Dalam kajian ilmu pragmatik juga dibahas
tentang implikatur. Salah satu aplikasi bahasa sebagai alat komunikasi adalah
implikatur dalam wacana kampanye politik. Implikatur adalah ujaran atau
pernyataan yang menyiratkan sesuatu yang berbeda dengan yang sebenarnya
diucapkan. Dilihat dari sudut pandang pragmatik, dalam kampanye politik banyak
implikatur di balik janji-janji yang disampaikan kepada rakyat. Pada dasarnya
wacana kampanye politik ini lekat dengan situasi politik partai yang terkait
dengan dukung- mendukung. Hal ini dijumpai ketika adanya pemilihan umum baik
pemilihan presiden dan wakilnya, calon legislatif, dan pemilihan umum kepala
daerah. Tahun 2010 memiliki arti penting bagi seluruh masyarakat Medan karena
tahun tersebut diadakan pemilihan umum
calon walikota dan wakil walikota yang diadakan tanggal 9 Juli 2010 yang
diawali dengan kampanye yang sangat menarik.
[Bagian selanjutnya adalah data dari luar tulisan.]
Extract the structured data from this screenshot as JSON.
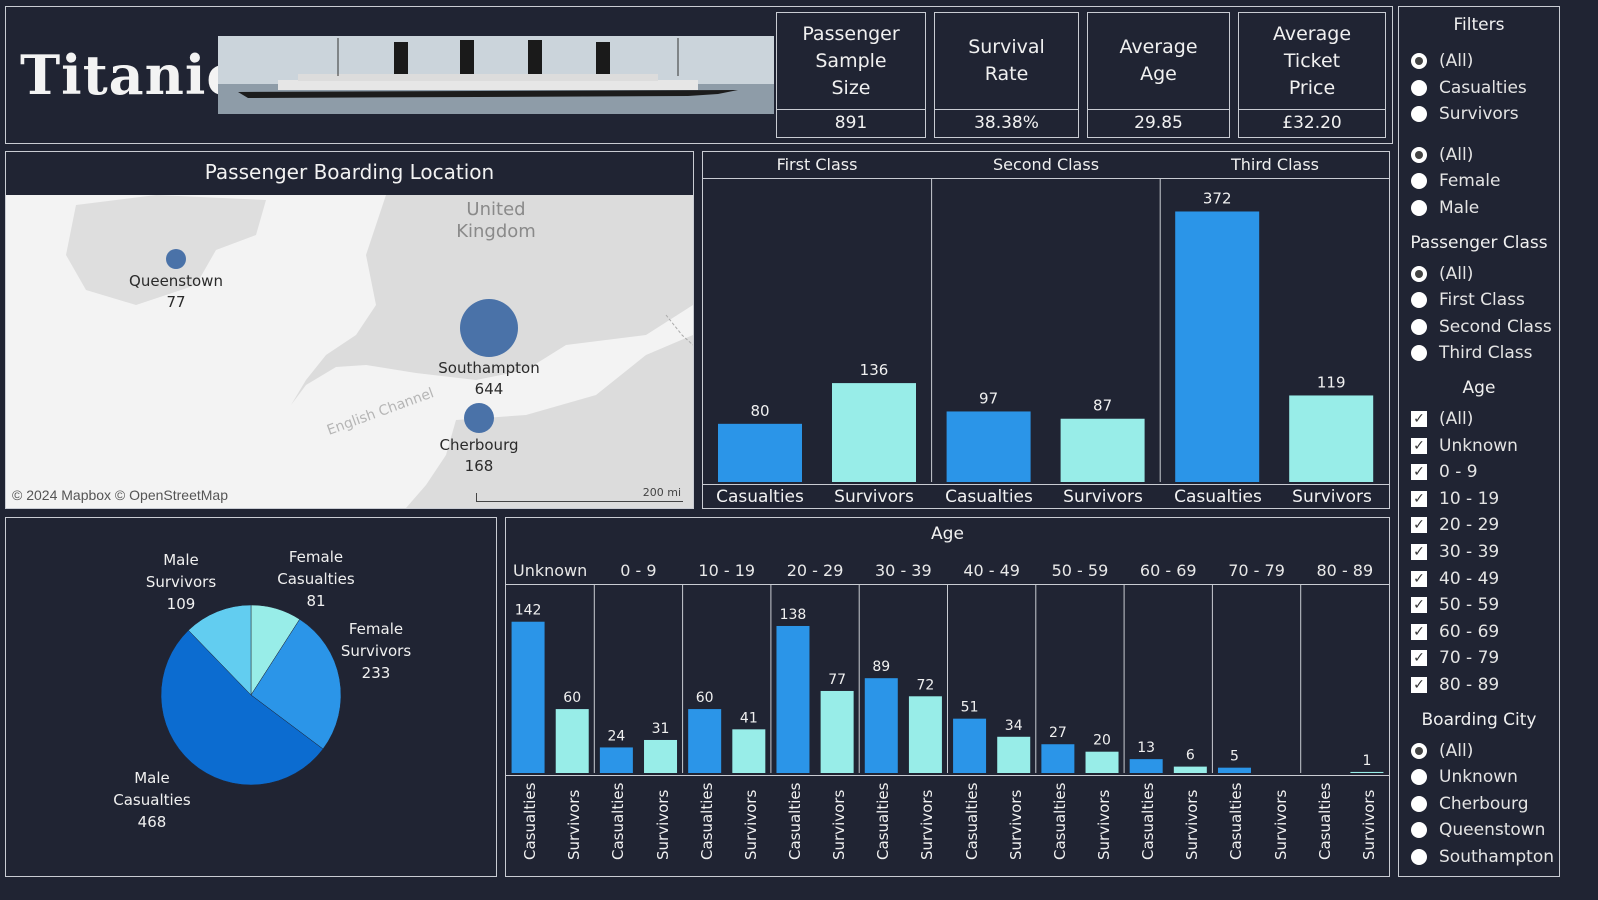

Nama-nama pasangan calon Walikota
dan wakil Walikota Medan yang terpilih adalah: no. urut 1 pasangan Dr. H. Sjahrial R.
Anas-Drs. H. Yahya Sumardi. No. urut 2 pasangan Sigit Pramono Asri, S.E.-Ir.
Hj. Nurlisa Ginting, M.Sc. No. urut 3 pasangan Indra Sakti Harahap, S.T.,
M.Sc.-Dr. Delyuzar, S.P., PA(K). No. urut 4 pasangan H. Bahdin Nur Tanjung,
S.E., M.M.-Drs. H. Kasim Siyo. No. urut 5 pasangan Drs. H. Joko Susilo-Amir Mirza
Hutagalung, S.E. No. urut 6 pasangan H. Rahudman Harahap-H. Djulmi Eldin. No.
urut 7 pasangan Prof. Dr. H.M. Arif Nasution, M.A.-H. Supratikno W.S., S.E. No.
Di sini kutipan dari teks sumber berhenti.